My Passion for Tennis (8) - THE INNER GAME OF TENNIS - Gallwey

Finding your quiet mind....yeah, its there somewhere.

The quiet mind cannot be achieved by means of intellectual understanding. Just because you tell yourself to be calm and collected doesn't mean it will occur. You want a quiet mind, you try to achieve a quiet mind....but Self 1 wants to keep control. Learning to concentrate means keeping the mind NOW and HERE. To do that, you need an appropriate object to concentrate are on a tennis court, the most practical and convenient object is the ball itself. Oh sure, you know it, you've heard it a thousand times....."Watch the Ball!"

Watching the ball doesn't mean keeping it your mind's eye while you watch the net man. Doesn't mean taking your attention off the ball when you hear someone talking and you turn around to glare at them. Watching the ball means to focus your complete attention on it...look at the pattern the seams make as the ball spins. Side spin? Top spin? Drop shot? Watching the seams produces interesting results. When looking for the pattern made by the seams you naturally watch the ball all the way to your racket and you start watching it earlier than before. Suddenly, it seems bigger.

The ball should be watched from the time it leaves your opponent's racket to the time it hits yours.

Watching the the pattern made by the spinning ball engrosses the mind completely almost hypnotically. It forgets to try too hard, forgets the sounds and sights that occur around the court, and doesn't wander. How many times have you been playing a match and suddenly start thinking of something completely different than what's happening on the court. "Did I forget to lock the car? "once this set is over, I need to change my socks", "that guy is foot-faulting....where's a ref when you need one"

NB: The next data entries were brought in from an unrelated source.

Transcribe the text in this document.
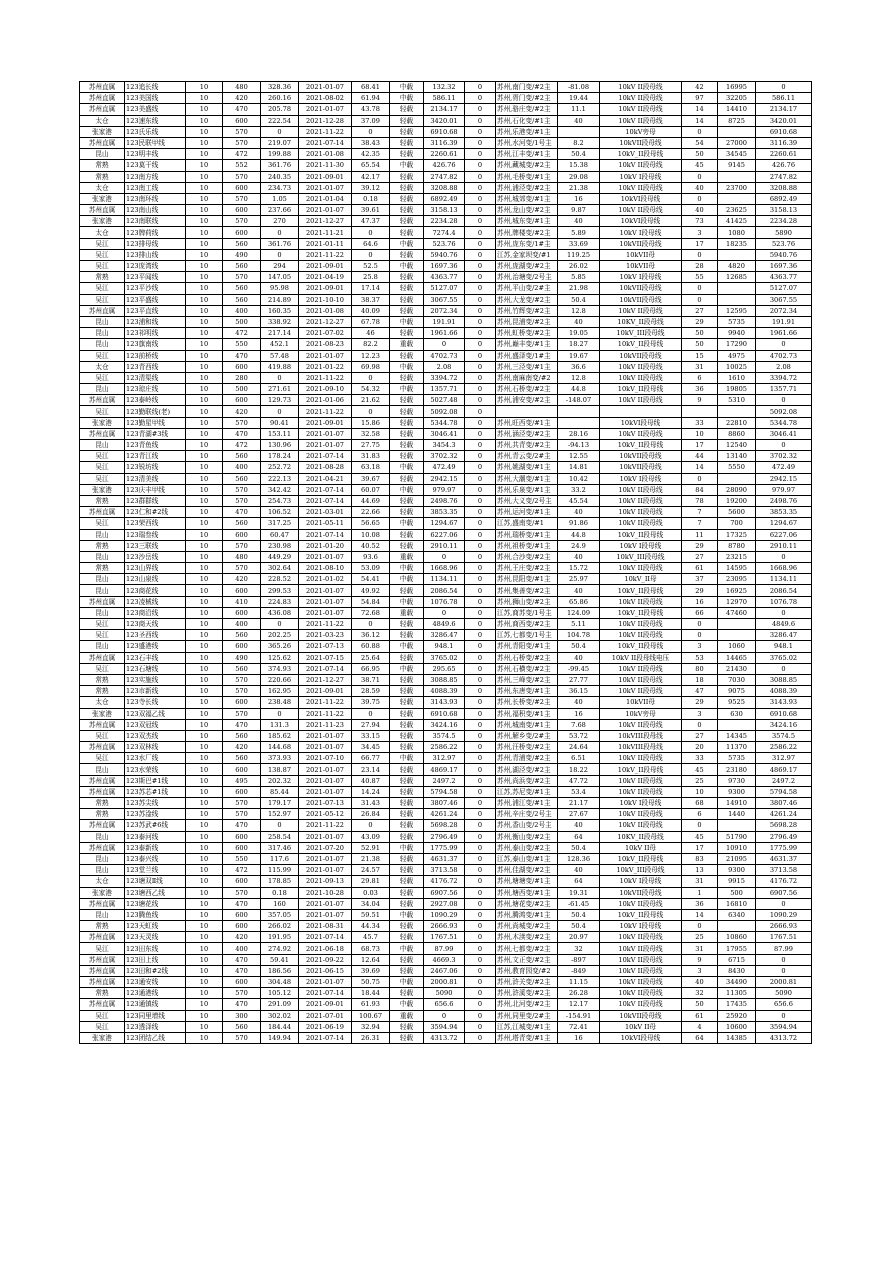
苏州直属	123追长线	10	480	328.36	2021-01-07	68.41	中载	132.32	0	苏州,南门变/#2主	-81.08	10kV II段母线	42	16995	0
苏州直属	123美国线	10	420	260.16	2021-08-02	61.94	中载	586.11	0	苏州,胥门变/#2主	19.44	10kV II段母线	97	32205	586.11
苏州直属	123美盛线	10	470	205.78	2021-01-07	43.78	轻载	2134.17	0	苏州,骆庄变/#2主	11.1	10kV II段母线	14	14410	2134.17
太仓	123速东线	10	600	222.54	2021-12-28	37.09	轻载	3420.01	0	苏州,石化变/#1主	40	10kV II段母线	14	8725	3420.01
张家港	123氏乐线	10	570	0	2021-11-22	0	轻载	6910.68	0	苏州,乐港变/#1主		10kV旁母	0		6910.68
苏州直属	123民联甲线	10	570	219.07	2021-07-14	38.43	轻载	3116.39	0	苏州,水河变/1号主	8.2	10kVII段母线	54	27000	3116.39
昆山	123明丰线	10	472	199.88	2021-01-08	42.35	轻载	2260.61	0	苏州,江丰变/#1主	50.4	10kV_II段母线	50	34545	2260.61
常熟	123莫干线	10	552	361.76	2021-11-30	65.54	中载	426.76	0	苏州,藏城变/#2主	15.38	10kV II段母线	45	9145	426.76
常熟	123南方线	10	570	240.35	2021-09-01	42.17	轻载	2747.82	0	苏州,毛桥变/#1主	29.08	10kV I段母线	0		2747.82
太仓	123南工线	10	600	234.73	2021-01-07	39.12	轻载	3208.88	0	苏州,浦泾变/#2主	21.38	10kV II段母线	40	23700	3208.88
张家港	123南环线	10	570	1.05	2021-01-04	0.18	轻载	6892.49	0	苏州,城郊变/#1主	16	10kVI段母线	0		6892.49
苏州直属	123南山线	10	600	237.66	2021-01-07	39.61	轻载	3158.13	0	苏州,龙山变/#2主	9.87	10kV II段母线	40	23625	3158.13
张家港	123南联线	10	570	270	2021-12-27	47.37	轻载	2234.28	0	苏州,城东变/#1主	40	10kVI段母线	73	41425	2234.28
太仓	123牌荷线	10	600	0	2021-11-21	0	轻载	7274.4	0	苏州,牌楼变/#2主	5.89	10kV I段母线	3	1080	5890
吴江	123排母线	10	560	361.76	2021-01-11	64.6	中载	523.76	0	苏州,庞东变/1#主	33.69	10kVII段母线	17	18235	523.76
吴江	123排山线	10	490	0	2021-11-22	0	轻载	5940.76	0	江苏,金家坝变/#1	119.25	10kVII母	0		5940.76
吴江	123庞湾线	10	560	294	2021-09-01	52.5	中载	1697.36	0	苏州,庞湖变/#2主	26.02	10kVII母	28	4820	1697.36
常熟	123平闻线	10	570	147.05	2021-04-19	25.8	轻载	4363.77	0	苏州,治塘变/2号主	5.85	10kV I段母线	55	12685	4363.77
吴江	123平沙线	10	560	95.98	2021-09-01	17.14	轻载	5127.07	0	苏州,平山变/2#主	21.98	10kVII段母线	0		5127.07
吴江	123平盛线	10	560	214.89	2021-10-10	38.37	轻载	3067.55	0	苏州,大龙变/#2主	50.4	10kVII段母线	0		3067.55
苏州直属	123平直线	10	400	160.35	2021-01-08	40.09	轻载	2072.34	0	苏州,竹辉变/#2主	12.8	10kV II段母线	27	12595	2072.34
昆山	123浦和线	10	500	338.92	2021-12-27	67.78	中载	191.91	0	苏州,昆浦变/#2主	40	10KV_II段母线	29	5735	191.91
昆山	123祁明线	10	472	217.14	2021-07-02	46	轻载	1961.66	0	苏州,虹桥变/#2主	19.05	10kV_III段母线	50	9940	1961.66
昆山	123旗南线	10	550	452.1	2021-08-23	82.2	重载	0	0	苏州,巅丰变/#1主	18.27	10kV_II段母线	50	17290	0
吴江	123前桥线	10	470	57.48	2021-01-07	12.23	轻载	4702.73	0	苏州,盛泽变/1#主	19.67	10kVII段母线	15	4975	4702.73
太仓	123青西线	10	600	419.88	2021-01-22	69.98	中载	2.08	0	苏州,三泾变/#1主	36.6	10kV II段母线	31	10025	2.08
吴江	123清渠线	10	280	0	2021-11-22	0	轻载	3394.72	0	苏州,南麻南变/#2	12.8	10kV II段母线	6	1610	3394.72
昆山	123琼庄线	10	500	271.61	2021-09-10	54.32	中载	1357.71	0	苏州,石桥变/#2主	44.8	10kV_II段母线	36	19805	1357.71
苏州直属	123泰岭线	10	600	129.73	2021-01-06	21.62	轻载	5027.48	0	苏州,浦安变/#2主	-148.07	10kV II段母线	9	5310	0
吴江	123勤联线(老)	10	420	0	2021-11-22	0	轻载	5092.08	0						5092.08
张家港	123勤星甲线	10	570	90.41	2021-09-01	15.86	轻载	5344.78	0	苏州,旺西变/#1主		10kVI段母线	33	22810	5344.78
苏州直属	123青湖#3线	10	470	153.11	2021-01-07	32.58	轻载	3046.41	0	苏州,涵泾变/#2主	28.16	10kV II段母线	10	8860	3046.41
昆山	123青鱼线	10	472	130.96	2021-01-07	27.75	轻载	3454.3	0	苏州,共青变/#2主	-94.13	10kV_II段母线	17	12540	0
吴江	123青江线	10	560	178.24	2021-07-14	31.83	轻载	3702.32	0	苏州,青云变/2#主	12.55	10kVII段母线	44	13140	3702.32
吴江	123锐坊线	10	400	252.72	2021-08-28	63.18	中载	472.49	0	苏州,姚湖变/#1主	14.81	10kVII段母线	14	5550	472.49
吴江	123清美线	10	560	222.13	2021-04-21	39.67	轻载	2942.15	0	苏州,大潮变/#1主	10.42	10kV I段母线	0		2942.15
张家港	123庆丰甲线	10	570	342.42	2021-07-14	60.07	中载	979.97	0	苏州,乐泉变/#1主	33.2	10kV II段母线	84	28090	979.97
常熟	123群群线	10	570	254.73	2021-07-14	44.69	轻载	2498.76	0	苏州,大义变/2号主	45.54	10kV II段母线	78	19200	2498.76
苏州直属	123仁和#2线	10	470	106.52	2021-03-01	22.66	轻载	3853.35	0	苏州,运河变/#1主	40	10kV II段母线	7	5600	3853.35
吴江	123荣西线	10	560	317.25	2021-05-11	56.65	中载	1294.67	0	江苏,盛南变/#1	91.86	10kV II段母线	7	700	1294.67
昆山	123瑞叁线	10	600	60.47	2021-07-14	10.08	轻载	6227.06	0	苏州,瑞桥变/#1主	44.8	10kV_II段母线	11	17325	6227.06
常熟	123三联线	10	570	230.98	2021-01-20	40.52	轻载	2910.11	0	苏州,祖桥变/#1主	24.9	10kV I段母线	29	8780	2910.11
昆山	123沙岳线	10	480	449.29	2021-01-07	93.6	重载	0	0	苏州,合沙变/#2主	40	10kV_III段母线	27	23215	0
常熟	123山界线	10	570	302.64	2021-08-10	53.09	中载	1668.96	0	苏州,王庄变/#2主	15.72	10kV II段母线	61	14595	1668.96
昆山	123山泉线	10	420	228.52	2021-01-02	54.41	中载	1134.11	0	苏州,昆阳变/#1主	25.97	10kV_II母	37	23095	1134.11
昆山	123商花线	10	600	299.53	2021-01-07	49.92	轻载	2086.54	0	苏州,集善变/#2主	40	10kV_II段母线	29	16925	2086.54
苏州直属	123凌械线	10	410	224.83	2021-01-07	54.84	中载	1076.78	0	苏州,狮山变/#2主	65.86	10kV II段母线	16	12970	1076.78
昆山	123商沿线	10	600	436.08	2021-01-07	72.68	重载	0	0	江苏,商苏变/1号主	124.09	10kV_II段母线	66	47460	0
吴江	123商天线	10	400	0	2021-11-22	0	轻载	4849.6	0	苏州,商西变/#2主	5.11	10kV II段母线	0		4849.6
吴江	123圣西线	10	560	202.25	2021-03-23	36.12	轻载	3286.47	0	江苏,七都变/1号主	104.78	10kV II段母线	0		3286.47
昆山	123盛港线	10	600	365.26	2021-07-13	60.88	中载	948.1	0	苏州,青阳变/#1主	50.4	10kV_II段母线	3	1060	948.1
苏州直属	123石丰线	10	490	125.62	2021-07-15	25.64	轻载	3765.02	0	苏州,石桥变/#2主	40	10kV II段母线电压	53	14465	3765.02
吴江	123石塘线	10	560	374.93	2021-07-14	66.95	中载	295.65	0	苏州,石横变/#2主	-99.45	10kV II段母线	80	21430	0
常熟	123实施线	10	570	220.66	2021-12-27	38.71	轻载	3088.85	0	苏州,三峰变/#2主	27.77	10kV II段母线	18	7030	3088.85
常熟	123市新线	10	570	162.95	2021-09-01	28.59	轻载	4088.39	0	苏州,东唐变/#1主	36.15	10kV II段母线	47	9075	4088.39
太仓	123寺长线	10	600	238.48	2021-11-22	39.75	轻载	3143.93	0	苏州,长桥变/#2主	40	10kVII母	29	9525	3143.93
张家港	123双福乙线	10	570	0	2021-11-22	0	轻载	6910.68	0	苏州,福积变/#1主	16	10kV旁母	3	630	6910.68
苏州直属	123双冠线	10	470	131.3	2021-11-23	27.94	轻载	3424.16	0	苏州,城南变/#1主	7.68	10kV II段母线	0		3424.16
吴江	123双杰线	10	560	185.62	2021-01-07	33.15	轻载	3574.5	0	苏州,解乡变/2#主	53.72	10kVIII段母线	27	14345	3574.5
苏州直属	123双林线	10	420	144.68	2021-01-07	34.45	轻载	2586.22	0	苏州,汪桥变/#2主	24.64	10kVIII段母线	20	11370	2586.22
吴江	123水厂线	10	560	373.93	2021-07-10	66.77	中载	312.97	0	苏州,青浦变/#2主	6.51	10kV II段母线	33	5735	312.97
昆山	123水荣线	10	600	138.87	2021-01-07	23.14	轻载	4869.17	0	苏州,湖泾变/#2主	18.22	10kV_II段母线	45	23180	4869.17
苏州直属	123斯巴#1线	10	495	202.32	2021-01-07	40.87	轻载	2497.2	0	苏州,尚浜变/#2主	47.72	10kV II段母线	25	9730	2497.2
苏州直属	123苏芯#1线	10	600	85.44	2021-01-07	14.24	轻载	5794.58	0	江苏,苏尼变/#1主	53.4	10kV II段母线	10	9300	5794.58
常熟	123苏尖线	10	570	179.17	2021-07-13	31.43	轻载	3807.46	0	苏州,浦江变/#1主	21.17	10kV I段母线	68	14910	3807.46
常熟	123苏淦线	10	570	152.97	2021-05-12	26.84	轻载	4261.24	0	苏州,辛庄变/2号主	27.67	10kV II段母线	6	1440	4261.24
苏州直属	123苏武#6线	10	470	0	2021-11-22	0	轻载	5698.28	0	苏州,香山变/2号主	40	10kV II段母线	0		5698.28
昆山	123泰河线	10	600	258.54	2021-01-07	43.09	轻载	2796.49	0	苏州,衡山变/#2主	64	10KV_II段母线	45	51790	2796.49
苏州直属	123泰新线	10	600	317.46	2021-07-20	52.91	中载	1775.99	0	苏州,泰山变/#2主	50.4	10kV II母	17	10910	1775.99
昆山	123泰兴线	10	550	117.6	2021-01-07	21.38	轻载	4631.37	0	江苏,泰山变/#1主	128.36	10kV_II段母线	83	21095	4631.37
昆山	123堂兰线	10	472	115.99	2021-01-07	24.57	轻载	3713.58	0	苏州,佳湖变/#2主	40	10kV_III段母线	13	9300	3713.58
太仓	123塘双Ⅱ线	10	600	178.85	2021-09-13	29.81	轻载	4176.72	0	苏州,塘塘变/#1主	64	10kV I段母线	31	9915	4176.72
张家港	123塘西乙线	10	570	0.18	2021-10-28	0.03	轻载	6907.56	0	苏州,塘西变/#1主	19.31	10kVII段母线	1	500	6907.56
苏州直属	123塘花线	10	470	160	2021-01-07	34.04	轻载	2927.08	0	苏州,塘花变/#2主	-61.45	10kV II段母线	36	16810	0
昆山	123腾鱼线	10	600	357.05	2021-01-07	59.51	中载	1090.29	0	苏州,腾鸿变/#1主	50.4	10kV_II段母线	14	6340	1090.29
常熟	123天虹线	10	600	266.02	2021-08-31	44.34	轻载	2666.93	0	苏州,尚城变/#2主	50.4	10kV I段母线	0		2666.93
苏州直属	123天灵线	10	420	191.95	2021-07-14	45.7	轻载	1767.51	0	苏州,木渎变/#2主	20.97	10kV II段母线	25	10860	1767.51
吴江	123田东线	10	400	274.92	2021-06-18	68.73	中载	87.99	0	苏州,七都变/#2主	32	10kV II段母线	31	17955	87.99
苏州直属	123田上线	10	470	59.41	2021-09-22	12.64	轻载	4669.3	0	苏州,文正变/#2主	-897	10kV II段母线	9	6715	0
苏州直属	123田和#2线	10	470	186.56	2021-06-15	39.69	轻载	2467.06	0	苏州,教育园变/#2	-849	10kV II段母线	3	8430	0
苏州直属	123通安线	10	600	304.48	2021-01-07	50.75	中载	2000.81	0	苏州,浒关变/#2主	11.15	10kV II段母线	40	34490	2000.81
常熟	123通港线	10	570	105.12	2021-07-14	18.44	轻载	5090	0	苏州,浒溪变/#2主	26.28	10kV II段母线	32	11305	5090
苏州直属	123通镇线	10	470	291.09	2021-09-01	61.93	中载	656.6	0	苏州,北河变/#2主	12.17	10kV II段母线	50	17435	656.6
吴江	123同里增线	10	300	302.02	2021-07-01	100.67	重载	0	0	苏州,同里变/2#主	-154.91	10kVII段母线	61	25920	0
吴江	123透泽线	10	560	184.44	2021-06-19	32.94	轻载	3594.94	0	江苏,江城变/#1主	72.41	10kV II母	4	10600	3594.94
张家港	123团结乙线	10	570	149.94	2021-07-14	26.31	轻载	4313.72	0	苏州,塔青变/#1主	16	10kVI段母线	64	14385	4313.72
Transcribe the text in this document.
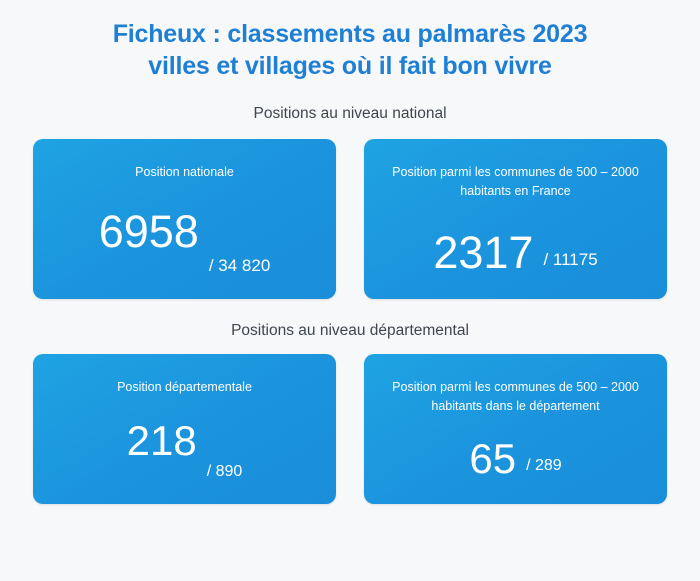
Ficheux : classements au palmarès 2023
villes et villages où il fait bon vivre
Positions au niveau national
Position nationale
6958
/ 34 820
Position parmi les communes de 500 – 2000 habitants en France
2317 / 11175
Positions au niveau départemental
Position départementale
218
/ 890
Position parmi les communes de 500 – 2000 habitants dans le département
65 / 289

As silly as it sounds, one of the most practical ways to increase concentration on the ball is to learn to LOVE it!! Get to know the tennis ball (introduce yourself, take it to lunch), appreciate it's qualities. Look at the fine patterns made by the nap, admire the round firmness of it, try to see the emptyness inside of the ball. The tennis ball should be watched as an object in motion. Notice the height of the ball as it passes over the net, its speed and trajectory. Listen to the ball, the sound of a slice, the sound of a solidly hit volley.

Slowly the size of the ball seems to be getting could you NOT hit that thing, it's the size of a basketball!